La montée actuelle des revendications « souverainistes » (au sens de se réapproprier le contrôle politique du territoire sans l’interférence des institutions supra étatiques), identitaires et sécuritaires exige une analyse aussi fine que possible. Mettre tout cela dans le panier du fascisme ou de l’intolérance gratuite condamne à coup sûr toute tentative de réparer les pots cassés et de relancer un mouvement en faveur du socialisme et d’une transition écologique. Je ne connais aucun exemple dans le passé où les invectives seraient venues à bout d’un phénomène social. Il est facile de pointer du doigt les manifestations de xénophobie. Plus difficile est d’en analyser les fondements. L’insécurité touche une grande partie du mouvement ouvrier et des « classes moyennes » constituées de petits propriétaires de commerces, de PME manufacturières ou de services (il ne faudrait pas négliger cette petite-bourgeoisie dont Marx admettait qu’en certaines circonstances, elle pouvait se joindre à la lutte du prolétariat, en dépit de son attachement à la propriété privée).

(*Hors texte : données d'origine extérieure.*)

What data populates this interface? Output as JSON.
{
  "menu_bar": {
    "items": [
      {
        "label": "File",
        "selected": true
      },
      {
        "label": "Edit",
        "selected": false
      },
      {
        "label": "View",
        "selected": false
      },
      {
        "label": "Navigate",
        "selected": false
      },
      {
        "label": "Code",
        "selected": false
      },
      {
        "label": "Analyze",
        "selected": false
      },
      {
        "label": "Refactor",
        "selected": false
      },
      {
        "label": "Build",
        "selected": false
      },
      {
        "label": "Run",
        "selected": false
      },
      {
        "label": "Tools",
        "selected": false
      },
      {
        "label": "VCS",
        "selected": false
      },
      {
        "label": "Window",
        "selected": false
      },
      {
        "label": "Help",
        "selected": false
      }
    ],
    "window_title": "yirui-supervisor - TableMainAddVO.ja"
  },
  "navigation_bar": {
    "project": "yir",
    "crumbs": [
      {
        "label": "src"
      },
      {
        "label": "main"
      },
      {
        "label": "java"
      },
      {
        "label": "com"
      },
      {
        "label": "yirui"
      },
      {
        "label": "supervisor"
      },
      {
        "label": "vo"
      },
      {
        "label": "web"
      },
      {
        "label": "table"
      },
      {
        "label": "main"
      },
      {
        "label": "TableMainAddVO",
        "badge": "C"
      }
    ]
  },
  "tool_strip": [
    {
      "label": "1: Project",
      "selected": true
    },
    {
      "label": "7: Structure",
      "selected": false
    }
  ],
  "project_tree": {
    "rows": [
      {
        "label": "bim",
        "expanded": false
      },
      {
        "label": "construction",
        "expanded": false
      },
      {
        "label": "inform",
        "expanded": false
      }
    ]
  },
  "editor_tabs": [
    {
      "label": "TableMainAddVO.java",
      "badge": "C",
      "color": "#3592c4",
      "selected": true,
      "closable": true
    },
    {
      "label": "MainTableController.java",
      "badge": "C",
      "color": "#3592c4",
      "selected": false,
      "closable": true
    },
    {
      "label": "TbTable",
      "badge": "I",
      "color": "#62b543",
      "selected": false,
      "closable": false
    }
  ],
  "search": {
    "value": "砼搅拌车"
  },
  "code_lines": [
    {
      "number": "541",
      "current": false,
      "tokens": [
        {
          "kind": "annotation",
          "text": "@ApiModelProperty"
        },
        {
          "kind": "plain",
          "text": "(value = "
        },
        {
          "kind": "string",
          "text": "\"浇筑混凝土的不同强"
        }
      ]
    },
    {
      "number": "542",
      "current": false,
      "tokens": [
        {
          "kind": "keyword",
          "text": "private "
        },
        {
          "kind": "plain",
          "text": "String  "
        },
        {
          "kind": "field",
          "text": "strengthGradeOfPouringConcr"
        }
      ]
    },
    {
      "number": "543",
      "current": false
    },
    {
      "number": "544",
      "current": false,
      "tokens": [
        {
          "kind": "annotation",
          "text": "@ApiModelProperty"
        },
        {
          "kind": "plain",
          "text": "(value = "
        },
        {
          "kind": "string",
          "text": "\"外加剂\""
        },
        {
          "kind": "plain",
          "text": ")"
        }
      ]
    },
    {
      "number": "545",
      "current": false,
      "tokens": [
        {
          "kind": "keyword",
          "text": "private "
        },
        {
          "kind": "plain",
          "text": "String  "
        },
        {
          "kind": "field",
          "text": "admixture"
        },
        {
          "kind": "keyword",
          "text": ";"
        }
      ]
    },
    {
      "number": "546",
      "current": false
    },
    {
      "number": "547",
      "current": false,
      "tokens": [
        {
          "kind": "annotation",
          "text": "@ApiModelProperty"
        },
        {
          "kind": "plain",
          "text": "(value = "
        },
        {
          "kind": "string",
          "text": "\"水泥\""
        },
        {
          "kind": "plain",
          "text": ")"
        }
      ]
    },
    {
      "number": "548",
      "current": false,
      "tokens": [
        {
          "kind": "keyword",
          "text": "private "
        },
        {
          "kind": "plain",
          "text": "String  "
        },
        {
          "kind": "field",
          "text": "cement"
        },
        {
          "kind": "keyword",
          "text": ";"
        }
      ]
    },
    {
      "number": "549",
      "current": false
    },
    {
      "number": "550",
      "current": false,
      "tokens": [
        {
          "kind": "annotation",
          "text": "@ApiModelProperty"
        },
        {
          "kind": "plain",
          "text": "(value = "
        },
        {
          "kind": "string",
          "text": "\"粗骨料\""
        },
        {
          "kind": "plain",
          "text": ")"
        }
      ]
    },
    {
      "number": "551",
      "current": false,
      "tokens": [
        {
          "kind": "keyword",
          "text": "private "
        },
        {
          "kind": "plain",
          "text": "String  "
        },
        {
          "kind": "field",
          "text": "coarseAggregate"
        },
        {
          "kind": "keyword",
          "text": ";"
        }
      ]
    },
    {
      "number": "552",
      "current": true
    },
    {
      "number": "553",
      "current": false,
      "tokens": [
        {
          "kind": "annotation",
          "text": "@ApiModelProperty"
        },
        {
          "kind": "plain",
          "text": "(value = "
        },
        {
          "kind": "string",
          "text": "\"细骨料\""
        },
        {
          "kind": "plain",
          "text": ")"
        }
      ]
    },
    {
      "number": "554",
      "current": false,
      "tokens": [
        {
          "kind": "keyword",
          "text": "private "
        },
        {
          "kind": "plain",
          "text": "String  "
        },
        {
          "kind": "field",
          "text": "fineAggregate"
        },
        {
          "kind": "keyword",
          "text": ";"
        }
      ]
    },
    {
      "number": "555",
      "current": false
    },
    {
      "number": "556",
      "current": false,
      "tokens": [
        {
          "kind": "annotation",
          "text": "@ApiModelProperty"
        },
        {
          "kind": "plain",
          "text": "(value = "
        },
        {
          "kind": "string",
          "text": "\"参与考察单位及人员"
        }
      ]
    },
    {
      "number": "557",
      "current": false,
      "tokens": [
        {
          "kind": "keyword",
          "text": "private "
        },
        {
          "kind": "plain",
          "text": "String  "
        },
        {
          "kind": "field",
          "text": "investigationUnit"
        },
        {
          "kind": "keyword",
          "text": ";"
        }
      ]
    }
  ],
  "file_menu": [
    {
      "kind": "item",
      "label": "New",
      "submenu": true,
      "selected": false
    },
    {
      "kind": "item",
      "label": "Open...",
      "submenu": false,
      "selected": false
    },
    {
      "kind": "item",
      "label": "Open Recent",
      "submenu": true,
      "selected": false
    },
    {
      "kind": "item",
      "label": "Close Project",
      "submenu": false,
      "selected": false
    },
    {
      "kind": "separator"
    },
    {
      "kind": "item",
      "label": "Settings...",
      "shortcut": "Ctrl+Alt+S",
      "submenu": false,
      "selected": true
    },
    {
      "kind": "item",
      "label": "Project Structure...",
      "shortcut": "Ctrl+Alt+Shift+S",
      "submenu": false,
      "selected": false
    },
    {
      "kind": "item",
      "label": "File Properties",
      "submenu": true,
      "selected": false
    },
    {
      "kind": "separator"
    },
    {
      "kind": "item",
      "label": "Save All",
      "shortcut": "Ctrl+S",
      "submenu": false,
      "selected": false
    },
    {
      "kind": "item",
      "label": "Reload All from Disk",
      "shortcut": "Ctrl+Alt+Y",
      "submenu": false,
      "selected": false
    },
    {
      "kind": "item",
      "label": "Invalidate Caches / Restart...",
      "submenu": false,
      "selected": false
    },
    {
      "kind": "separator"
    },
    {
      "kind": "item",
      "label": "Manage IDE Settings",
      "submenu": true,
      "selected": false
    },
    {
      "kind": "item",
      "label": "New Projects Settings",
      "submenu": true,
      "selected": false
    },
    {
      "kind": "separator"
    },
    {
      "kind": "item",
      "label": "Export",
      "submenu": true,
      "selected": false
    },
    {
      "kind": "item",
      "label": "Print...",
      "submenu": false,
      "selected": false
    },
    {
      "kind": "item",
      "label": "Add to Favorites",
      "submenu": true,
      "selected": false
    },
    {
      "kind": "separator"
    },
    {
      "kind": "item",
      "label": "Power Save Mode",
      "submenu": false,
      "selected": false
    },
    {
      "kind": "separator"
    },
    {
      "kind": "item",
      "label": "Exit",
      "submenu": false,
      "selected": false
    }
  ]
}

L’idéologie néolibérale a réussi à convaincre (presque) tout le monde que la dette publique constituait un fléau épouvantable. Les gouvernements ont ainsi procédé à des attaques en règle contre les services sociaux, mettant notamment fin à l’universalité pour certains programmes. Les plus pauvres parmi nous apprennent simultanément que les mêmes gouvernements consacrent de l’argent à l’accueil d’un nombre croissant d’immigrants qui, parce que plus démunis encore que les pauvres nés ici ou bénéficiant déjà de la citoyenneté, viendront les concurrencer dans la distribution des fonds publics, en plus de les concurrencer pour les emplois. Dans ce domaine, la bourgeoisie peut se donner des airs progressistes parce qu’elle profite de cette concurrence du côté de l’offre de travail et parce qu’elle fait face à une pénurie dans certains secteurs. Mais qu’en est-il pour les personnes vivant concrètement les effets de cette concurrence et par-dessus tout dénuées du bagage théorique nécessaire et dépourvues du temps pour y réfléchir correctement? Le mépris constitue-t-il vraiment la seule option? Ces personnes sont-elles individuellement coupables de leurs mauvais choix de lecture et d’émissions de radio? Si vous le croyez, c’est que le libéralisme thatchérien a contaminé la gauche à un niveau que je ne soupçonnais guère.

Penser qu’il s’agit d’une réaction exclusive des « petits Blancs » ou des « souchiens » ne rend pas compte de la réalité. En Grande-Bretagne, une citoyenne racisée originaire de l’Inde disait avoir voté en faveur du Brexit par crainte que les Polonais viennent concurrencer les travailleurs britanniques, dont elle-même. J’ai connu des immigrés italiens à Montréal qui se plaignaient de l’immigration et exerçaient une forme de discrimination dans la location de leur logement. En France, des citoyens d’origine maghrébine se plaignent de l’immigration en provenance de l’Afrique subsaharienne. Les exemples pourraient être multipliés à l’infini, en commençant par notre puissant voisin du Sud.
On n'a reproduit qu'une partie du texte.